If bombing campaigns can be directed especially towards harming their ability to sell oil or trade in any way, I can only see that helping.   
And sorry, libertarians, but Switzer is also right when he concludes that a response to terrorism does involve "anti-terror laws that allow electronic surveillance to track terrorists at home and abroad."
In other articles that are a decent counter to the dimwit Right view (hello, Tony Abbott, most Republicans and Rupert Murdoch)  that it's the Greatest Crisis to Western Civilization Ever, I thought this one by Peter Beinart in The Atlantic was good.   Sure, we can expect terrorism to be attempted (or succeed) in the US and Australia because of our (limited) involvement in the Iraqi/Syrian problem.   While I certainly do not want an escalation of that, I can't find it in me to wish that all Western military involvement towards ending the territorial success of IS stop now.   

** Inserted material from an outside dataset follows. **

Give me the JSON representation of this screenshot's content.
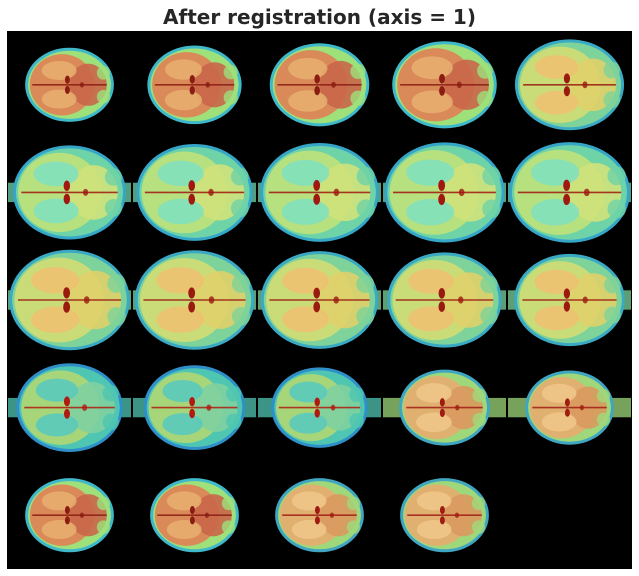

And finally, The Guardian linked to John Oliver's profane, funny, but accurate  explanation of why IS is doomed to fail.  It may be hard for the French to laugh yet, but mocking IS certainly seems an approach that they won't like.

(Oh, and good luck to the hackers who say they will up their cyberattacks on IS propaganda.  Why has it taken this long?   My only complaint, though is that IS dimwits act like they are in a movie, and I don't care for Anonymous hackers doing the same.)